Melalui film, mereka bisa melihat contoh nyata, bukan hanya teori. Harapannya,
siswa jadi lebih bijak menggunakan media sosial,” katanya.
Bukan Hanya Menonton, Tapi Juga Menulis
Untuk
memperkuat proses pembelajaran, sekolah memberikan tugas tambahan. Setiap siswa
diminta membuat ulasan film atau movie review. Tugas ini tidak
sekadar menilai film, tetapi juga mengajak siswa untuk mengasah keterampilan
menulis, berpikir kritis, sekaligus mengekspresikan pendapat pribadi.
“Dengan
menulis, anak-anak belajar menyusun argumen, melatih empati, dan menilai dampak
sosial dari perundungan digital. Ini bagian dari literasi yang kami bangun,”
jelas Lendra.
Langkah
ini sejalan dengan visi sekolah: membentuk siswa yang unggul tidak hanya dalam
akademik, tetapi juga memiliki literasi digital dan karakter yang kuat
untuk menghadapi tantangan zaman.
Suara dari Siswa
Bagi para
siswa, kegiatan ini memberikan pengalaman baru. Rizky, salah satu siswa
kelas 8, mengaku mendapatkan banyak pelajaran dari film tersebut.
“Saya
jadi tahu kalau komentar kecil di media sosial bisa sangat menyakiti orang
lain. Setelah nonton film ini, saya lebih berhati-hati kalau posting atau
menanggapi teman,” ucapnya.
Sementara
itu, Nadya, siswi kelas 9, mengatakan kegiatan ini berbeda dari
pembelajaran biasa.
“Belajarnya
enak, nggak bosan. Filmnya bikin kita mikir. Terus disuruh nulis review juga
bikin tambah paham. Jadi lebih nyantol ke otak,” katanya sambil tersenyum.
Testimoni
siswa ini menunjukkan bahwa pembelajaran berbasis pengalaman (experiential
learning) lebih mudah diterima remaja dibandingkan metode tradisional.

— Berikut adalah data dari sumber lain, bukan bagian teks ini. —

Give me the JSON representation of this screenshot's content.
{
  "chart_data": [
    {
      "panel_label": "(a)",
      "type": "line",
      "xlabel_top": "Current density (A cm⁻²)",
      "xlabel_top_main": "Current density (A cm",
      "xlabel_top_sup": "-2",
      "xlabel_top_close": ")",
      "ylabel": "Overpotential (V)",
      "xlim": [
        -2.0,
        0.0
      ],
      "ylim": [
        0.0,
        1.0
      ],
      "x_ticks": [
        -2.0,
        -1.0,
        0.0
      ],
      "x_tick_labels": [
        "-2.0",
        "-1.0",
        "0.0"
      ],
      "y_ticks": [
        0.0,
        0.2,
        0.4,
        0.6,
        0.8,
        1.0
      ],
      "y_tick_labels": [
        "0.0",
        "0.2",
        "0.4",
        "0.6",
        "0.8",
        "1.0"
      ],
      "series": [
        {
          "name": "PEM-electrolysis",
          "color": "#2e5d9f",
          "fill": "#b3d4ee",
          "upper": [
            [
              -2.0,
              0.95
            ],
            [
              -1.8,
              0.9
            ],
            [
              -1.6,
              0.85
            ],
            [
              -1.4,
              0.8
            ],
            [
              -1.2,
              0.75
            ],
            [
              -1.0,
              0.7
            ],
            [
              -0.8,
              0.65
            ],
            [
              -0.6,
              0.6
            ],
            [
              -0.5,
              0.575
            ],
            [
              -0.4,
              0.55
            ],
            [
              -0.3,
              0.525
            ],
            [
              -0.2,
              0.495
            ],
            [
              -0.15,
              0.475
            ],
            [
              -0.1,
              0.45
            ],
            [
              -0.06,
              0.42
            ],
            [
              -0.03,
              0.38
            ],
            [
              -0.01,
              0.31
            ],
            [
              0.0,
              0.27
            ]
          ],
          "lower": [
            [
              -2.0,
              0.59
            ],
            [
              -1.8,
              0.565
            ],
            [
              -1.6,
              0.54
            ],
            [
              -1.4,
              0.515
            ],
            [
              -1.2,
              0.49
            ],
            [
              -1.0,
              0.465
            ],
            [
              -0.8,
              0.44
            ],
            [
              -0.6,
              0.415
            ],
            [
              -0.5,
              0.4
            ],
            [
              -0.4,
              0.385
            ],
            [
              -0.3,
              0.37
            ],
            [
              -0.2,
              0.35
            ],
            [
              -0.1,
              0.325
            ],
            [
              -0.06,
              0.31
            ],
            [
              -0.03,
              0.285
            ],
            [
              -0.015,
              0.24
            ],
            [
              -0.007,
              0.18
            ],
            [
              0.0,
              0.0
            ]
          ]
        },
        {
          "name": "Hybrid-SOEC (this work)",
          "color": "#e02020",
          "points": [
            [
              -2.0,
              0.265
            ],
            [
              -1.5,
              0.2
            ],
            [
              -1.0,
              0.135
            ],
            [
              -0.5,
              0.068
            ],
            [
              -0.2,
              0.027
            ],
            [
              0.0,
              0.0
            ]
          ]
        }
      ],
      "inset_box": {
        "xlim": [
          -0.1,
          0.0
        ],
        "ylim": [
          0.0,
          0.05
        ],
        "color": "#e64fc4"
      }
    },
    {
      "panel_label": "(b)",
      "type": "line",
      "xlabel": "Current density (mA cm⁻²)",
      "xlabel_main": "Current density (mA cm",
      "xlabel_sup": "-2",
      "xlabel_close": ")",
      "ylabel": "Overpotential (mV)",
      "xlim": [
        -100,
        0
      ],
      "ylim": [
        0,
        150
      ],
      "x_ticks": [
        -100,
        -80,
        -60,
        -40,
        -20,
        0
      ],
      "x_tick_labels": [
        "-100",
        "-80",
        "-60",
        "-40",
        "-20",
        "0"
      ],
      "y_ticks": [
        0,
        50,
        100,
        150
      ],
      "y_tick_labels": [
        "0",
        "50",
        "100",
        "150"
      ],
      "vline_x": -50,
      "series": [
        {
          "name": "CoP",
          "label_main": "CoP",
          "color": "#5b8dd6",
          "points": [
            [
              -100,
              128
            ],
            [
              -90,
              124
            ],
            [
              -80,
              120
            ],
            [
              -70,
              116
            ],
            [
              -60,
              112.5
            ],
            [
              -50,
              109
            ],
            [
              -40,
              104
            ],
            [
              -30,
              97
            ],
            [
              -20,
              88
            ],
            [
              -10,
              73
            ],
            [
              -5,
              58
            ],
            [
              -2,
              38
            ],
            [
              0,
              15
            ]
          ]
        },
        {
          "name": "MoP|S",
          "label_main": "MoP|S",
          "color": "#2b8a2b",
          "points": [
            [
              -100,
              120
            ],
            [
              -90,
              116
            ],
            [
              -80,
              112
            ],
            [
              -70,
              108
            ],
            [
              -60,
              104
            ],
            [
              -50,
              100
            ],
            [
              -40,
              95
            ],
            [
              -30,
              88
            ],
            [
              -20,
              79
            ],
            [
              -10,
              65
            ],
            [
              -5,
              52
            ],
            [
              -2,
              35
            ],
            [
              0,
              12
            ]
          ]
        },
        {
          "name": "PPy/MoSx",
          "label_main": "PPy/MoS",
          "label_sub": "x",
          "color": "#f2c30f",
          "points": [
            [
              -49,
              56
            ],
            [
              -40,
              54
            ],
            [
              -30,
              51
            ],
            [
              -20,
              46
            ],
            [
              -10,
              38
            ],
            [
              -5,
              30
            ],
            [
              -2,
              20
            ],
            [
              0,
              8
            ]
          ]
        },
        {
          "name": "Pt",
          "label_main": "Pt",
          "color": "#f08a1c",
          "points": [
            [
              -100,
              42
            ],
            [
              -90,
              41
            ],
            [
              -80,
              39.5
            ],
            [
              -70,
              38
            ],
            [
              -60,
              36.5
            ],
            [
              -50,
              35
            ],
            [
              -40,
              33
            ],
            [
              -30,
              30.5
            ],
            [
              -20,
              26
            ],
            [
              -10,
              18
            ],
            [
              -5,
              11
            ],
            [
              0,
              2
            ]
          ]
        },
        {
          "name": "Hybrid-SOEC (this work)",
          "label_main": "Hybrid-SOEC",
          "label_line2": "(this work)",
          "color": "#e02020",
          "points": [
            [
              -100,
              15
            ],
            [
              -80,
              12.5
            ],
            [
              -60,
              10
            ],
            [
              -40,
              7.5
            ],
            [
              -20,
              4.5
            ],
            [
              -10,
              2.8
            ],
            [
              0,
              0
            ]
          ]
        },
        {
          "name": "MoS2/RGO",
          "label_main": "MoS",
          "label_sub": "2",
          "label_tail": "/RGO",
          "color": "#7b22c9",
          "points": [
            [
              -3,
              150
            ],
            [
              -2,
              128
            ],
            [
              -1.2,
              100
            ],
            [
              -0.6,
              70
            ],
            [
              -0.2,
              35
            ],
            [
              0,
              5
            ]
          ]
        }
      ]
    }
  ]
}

Cyberbullying, Masalah Serius di Kalangan Pelajar
Fenomena cyberbullying
bukanlah hal baru. Namun, seiring meningkatnya penggunaan smartphone dan media
sosial di kalangan remaja, kasus ini semakin mengkhawatirkan.
Menurut
data Kementerian Komunikasi dan Informatika (Kominfo), lebih dari 40%
remaja Indonesia pernah mengalami perundungan digital, baik sebagai korban
maupun pelaku. Jawa Timur termasuk salah satu provinsi dengan tingkat
penggunaan internet pelajar yang tinggi, sehingga risiko cyberbullying pun
lebih besar.
Jenis
cyberbullying yang umum terjadi meliputi:
- ejekan atau hinaan melalui
chat dan komentar,
- penyebaran foto atau video
tanpa izin,
- pembuatan akun palsu untuk
menjatuhkan nama baik,
- hingga pengucilan di grup
media sosial.
Dampaknya
sangat serius: korban bisa kehilangan kepercayaan diri, mengalami gangguan
mental, bahkan dalam kasus ekstrem memicu tindakan bunuh diri.
Peran Literasi Digital
Menghadapi
situasi tersebut, literasi digital menjadi keterampilan yang wajib
dimiliki pelajar. Literasi digital tidak hanya soal mampu mengoperasikan
gadget, melainkan juga memahami etika berkomunikasi, cara memilah informasi,
serta kemampuan melindungi diri di ruang maya.
Kepala
Spemupat, (nama bisa dimasukkan bila ada, jika tidak kita sebut "pihak
sekolah"), menekankan bahwa literasi digital harus berjalan seiring dengan
pendidikan karakter.
“Anak-anak
ini akan tumbuh di era serba digital. Kalau tidak dibekali sejak dini, mereka
bisa mudah terjebak dalam dampak negatif internet,” ujarnya.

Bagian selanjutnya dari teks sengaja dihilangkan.